Click here to view original source

If a player ie. GD goes off behind the goal-line to defend the GS who has also gone off behind goal-line, is it a penalty pass/shot in the circle near where infringement occured?? If not, what is the penalty?? (both players went off court freely)

Rule 16.6.1 says “A player may defend an opponent who has chosen to go out of court provided that the defending player does not leave the Court or own playing area in order to defend.” Thus the PENALTY is a Penalty Pass or Penalty Pass or Shot on Court, “opposite the point where the infringer attempted to defend.” Remember, players cannot just go off court “freely” If two players go off court to try and gain a better position, then they cannot interfere with each other until both are back on court.
Click here to view original source

Why is it that no two umpires umpire the “playing the ball rule” in the same way? During a recent match one umpire called for either ‘re-playing the ball’ or ‘double bounce’ seemly every few minutes whilst the other umpire hardly ever did.
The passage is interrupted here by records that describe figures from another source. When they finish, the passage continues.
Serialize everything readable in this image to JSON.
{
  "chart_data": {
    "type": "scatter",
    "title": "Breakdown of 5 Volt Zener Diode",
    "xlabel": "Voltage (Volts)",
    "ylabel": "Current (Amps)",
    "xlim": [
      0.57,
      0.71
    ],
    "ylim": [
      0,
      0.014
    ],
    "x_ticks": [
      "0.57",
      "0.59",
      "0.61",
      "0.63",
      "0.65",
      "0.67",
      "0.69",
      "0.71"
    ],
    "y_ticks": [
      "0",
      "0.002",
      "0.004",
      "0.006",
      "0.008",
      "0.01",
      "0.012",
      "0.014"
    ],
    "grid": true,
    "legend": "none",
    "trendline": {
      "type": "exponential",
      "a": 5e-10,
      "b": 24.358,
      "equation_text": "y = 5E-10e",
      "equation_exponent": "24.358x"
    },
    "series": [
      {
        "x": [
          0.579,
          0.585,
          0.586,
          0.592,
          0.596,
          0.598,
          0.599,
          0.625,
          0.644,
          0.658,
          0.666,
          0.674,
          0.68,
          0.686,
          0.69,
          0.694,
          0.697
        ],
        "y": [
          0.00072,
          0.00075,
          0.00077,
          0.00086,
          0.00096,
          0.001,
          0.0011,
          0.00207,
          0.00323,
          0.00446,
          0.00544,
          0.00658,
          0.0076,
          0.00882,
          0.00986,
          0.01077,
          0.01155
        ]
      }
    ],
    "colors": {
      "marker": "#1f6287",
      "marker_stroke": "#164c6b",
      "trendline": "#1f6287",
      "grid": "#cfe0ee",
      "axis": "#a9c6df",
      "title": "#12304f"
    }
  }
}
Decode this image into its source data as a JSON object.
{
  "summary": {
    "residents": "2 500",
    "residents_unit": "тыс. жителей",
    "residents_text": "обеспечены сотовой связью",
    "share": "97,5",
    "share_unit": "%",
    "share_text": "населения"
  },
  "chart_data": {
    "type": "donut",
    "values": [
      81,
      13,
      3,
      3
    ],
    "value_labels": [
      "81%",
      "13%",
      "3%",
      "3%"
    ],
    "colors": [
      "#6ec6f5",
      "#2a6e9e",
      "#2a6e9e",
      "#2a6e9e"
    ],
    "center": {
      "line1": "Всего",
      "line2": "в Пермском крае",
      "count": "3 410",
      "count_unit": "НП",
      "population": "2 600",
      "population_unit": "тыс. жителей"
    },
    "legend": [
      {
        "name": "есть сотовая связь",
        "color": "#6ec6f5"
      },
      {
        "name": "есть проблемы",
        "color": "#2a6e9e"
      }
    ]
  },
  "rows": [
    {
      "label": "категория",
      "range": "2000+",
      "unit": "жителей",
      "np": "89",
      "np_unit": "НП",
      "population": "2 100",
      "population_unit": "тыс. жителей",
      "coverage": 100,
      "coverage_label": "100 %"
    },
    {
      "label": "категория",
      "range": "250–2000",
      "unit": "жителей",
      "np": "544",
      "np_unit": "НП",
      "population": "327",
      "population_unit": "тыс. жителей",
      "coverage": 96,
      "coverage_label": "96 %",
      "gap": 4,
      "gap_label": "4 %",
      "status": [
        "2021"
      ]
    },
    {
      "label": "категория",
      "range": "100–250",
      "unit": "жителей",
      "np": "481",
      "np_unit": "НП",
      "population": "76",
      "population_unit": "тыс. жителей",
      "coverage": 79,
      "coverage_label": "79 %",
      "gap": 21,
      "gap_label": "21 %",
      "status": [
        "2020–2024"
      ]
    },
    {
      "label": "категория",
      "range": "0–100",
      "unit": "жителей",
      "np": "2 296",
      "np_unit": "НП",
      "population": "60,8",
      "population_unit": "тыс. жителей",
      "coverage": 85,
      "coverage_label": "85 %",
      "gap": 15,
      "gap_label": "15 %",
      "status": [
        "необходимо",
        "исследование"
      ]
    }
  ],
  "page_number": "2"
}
Firstly there are no “dropped ball” or “Double Bounce” rules, neither is there a “lost control” rule. Its all covered by Rule 13 “Playing the Ball” the crux of the issue is did the player have control of the ball in the first instance rather than merely having contact with it? It only becomes a problem if it was controlled before it was dropped in which case it would be a ‘replayed ball’. So how do you decide what is controlled and what isn’t? Instead of just looking at the player with the ball and saying “I think she could have done something with that ball” rather, look at it a slightly different way. Ask yourself “How long was that ball in contact with the players hand(s)?” What you are looking for was the length of time that the ball stayed in contact with the hand(s)? If there was clear contact between the hands and the ball and the player then picks the ball up then it is most likely to have been replayed and should be penalised; also look at the path of the ball, was it changed as a result of the contact? If a ball goes straight through a players hands, without seemingly stopping (and there was no change in its path) then there is no way that ball could have been controlled and this should not be penalised. The other factor you need to reflect on is that a player can ‘tip’ the ball in an uncontrolled manner any number of times.